A classification model using just one best-focused image per cell was developed to confirm the whole labeling correctness. The best-focused image was selected from a stack of 10 images using an edge filter using variance similar to Laplacian filter35 because we assumed an image would be best viewed if its edge was strengthened. Each input WBC was cropped from the context image and upsampled to a size of 200 × 200. Therefore, the resized ratio was also used as an input feature. The dataset was randomly split into a training, valid, and test set with a ratio of 70%, 20%, and 10% respectively, and a fine-tuned ResNet34 model yielded an acceptable test accuracy of over 90%. To double check the label accuracy of the data, we then used our trained model to find difficult examples and re-examined them with our domain experts to ensure that they were not mislabeled.

The experiments on label correctness observed several common misclassifications when a single focused image per cell was evaluated. Specifically, the model needed clarification for the following classes. First, some cells classified in immature WBCs tended to be highly confused with those in blasts.We found that there was a some confusion in classifying between immature WBCs and blasts. Additionally, we found a high confusion rate between lymphocytes and variant lymphocytes.

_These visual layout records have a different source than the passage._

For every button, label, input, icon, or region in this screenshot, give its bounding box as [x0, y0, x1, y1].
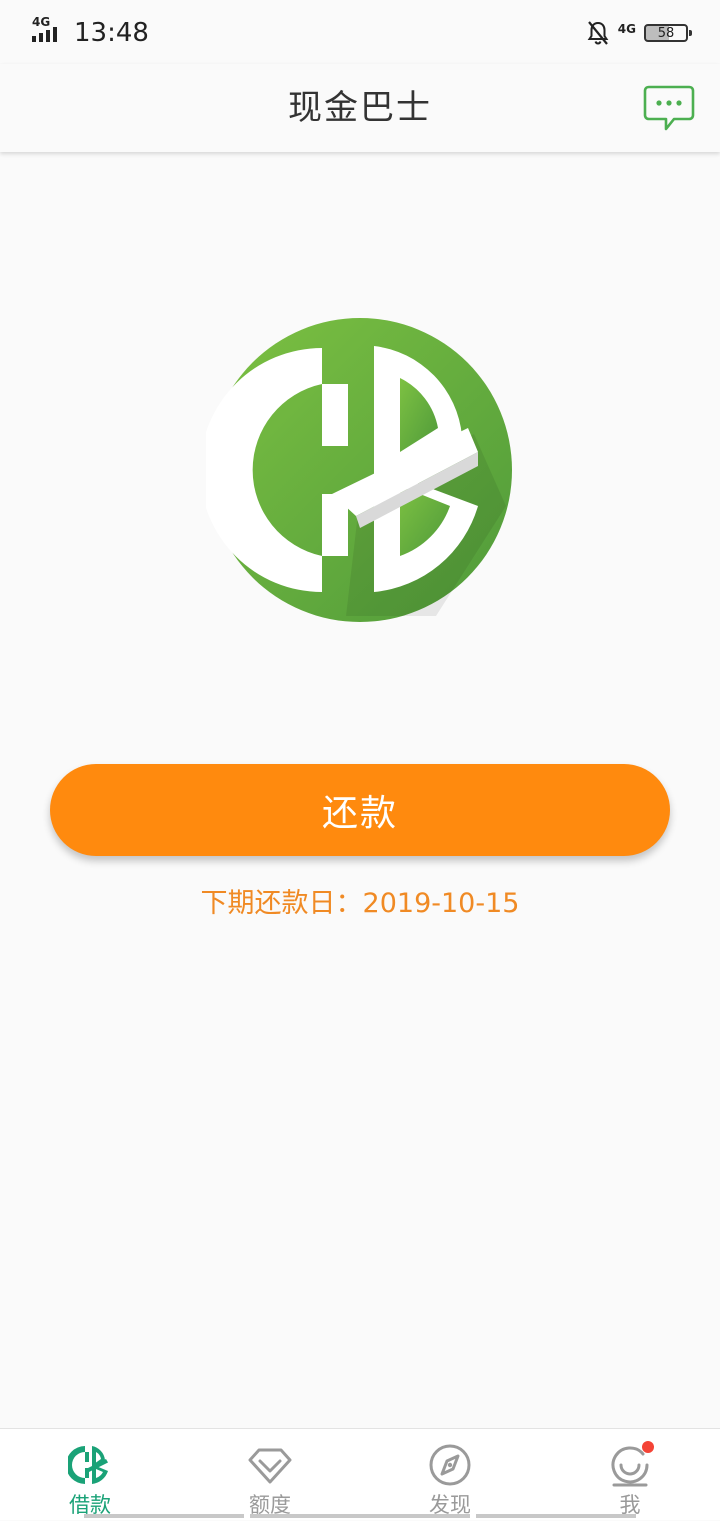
- status-icons: 4G 58: [586, 18, 692, 48]
- tab-discover[interactable]: 发现: [360, 1429, 540, 1521]
- cashbus-logo-icon: [66, 1443, 112, 1487]
- next-due-date: 下期还款日：2019-10-15: [200, 888, 520, 919]
- network-type-right: 4G: [617, 22, 636, 36]
- cashbus-logo: [200, 316, 514, 624]
- signal-icon: 4G: [32, 16, 66, 44]
- page-title: 现金巴士: [288, 88, 432, 128]
- diamond-icon: [248, 1443, 292, 1487]
- battery-level: 58: [657, 25, 675, 41]
- tab-me[interactable]: 我: [540, 1429, 720, 1521]
- battery-icon: 58: [644, 24, 692, 42]
- repay-button[interactable]: 还款: [50, 764, 670, 856]
- app-header: 现金巴士: [0, 64, 720, 152]
- bottom-nav: 借款 额度 发现 我: [0, 1428, 720, 1520]
- tab-credit[interactable]: 额度: [180, 1429, 360, 1521]
- bell-muted-icon: [586, 20, 610, 46]
- tab-borrow[interactable]: 借款: [0, 1429, 180, 1521]
- status-time: 13:48: [74, 18, 149, 48]
- network-type-left: 4G: [32, 15, 51, 29]
- notification-dot: [642, 1441, 654, 1453]
- status-bar: 4G 13:48 4G 58: [0, 0, 720, 64]
- chat-bubble-icon: [643, 85, 695, 131]
- message-button[interactable]: [642, 84, 696, 134]
- compass-icon: [428, 1443, 472, 1487]
- home-indicator: [0, 1514, 720, 1520]
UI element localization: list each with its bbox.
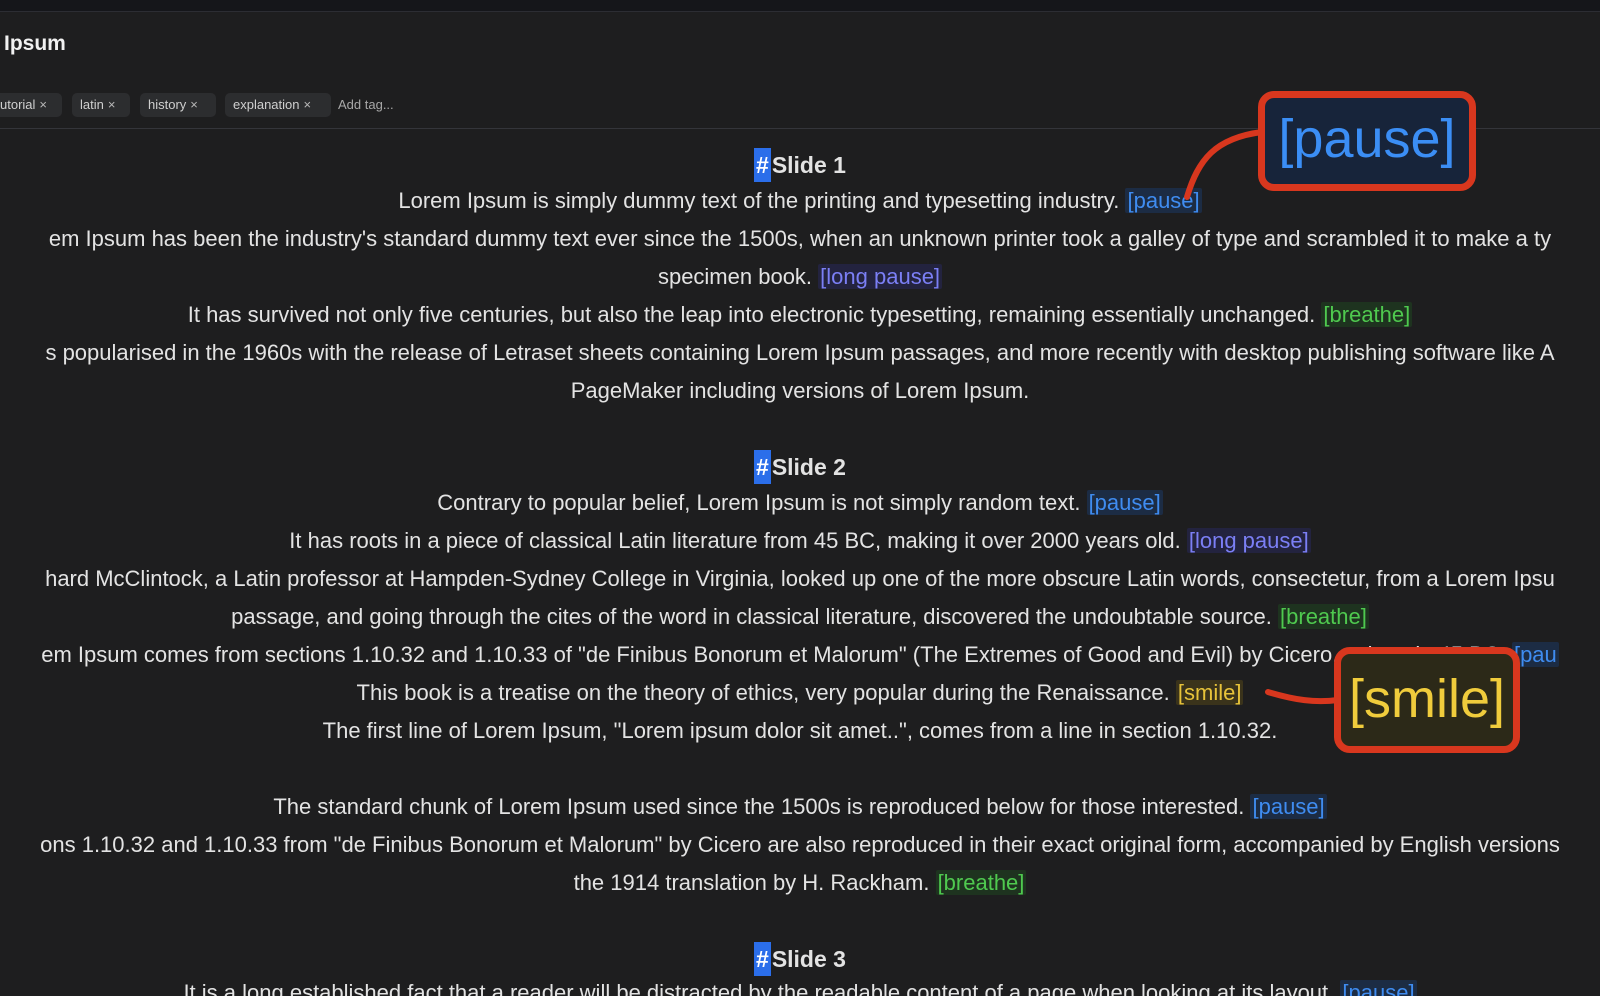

Finally, we observed some confusion between neutrophils, metamyelocytes and myelocytes. Interestingly, mistakes that junior microscopists tend to make are similar.

Usage Notes

The dataset consists of images in the JPEG format and label files in the CSV format. As such, no special software is required to use this dataset. Including fine-grained classes, labels allow the dataset’s reformulation to fit the user’s specific needs. See Table 3 for the list of available classes. The multiple stacks of focal planes for WBC might help improve classification performance in machine learning.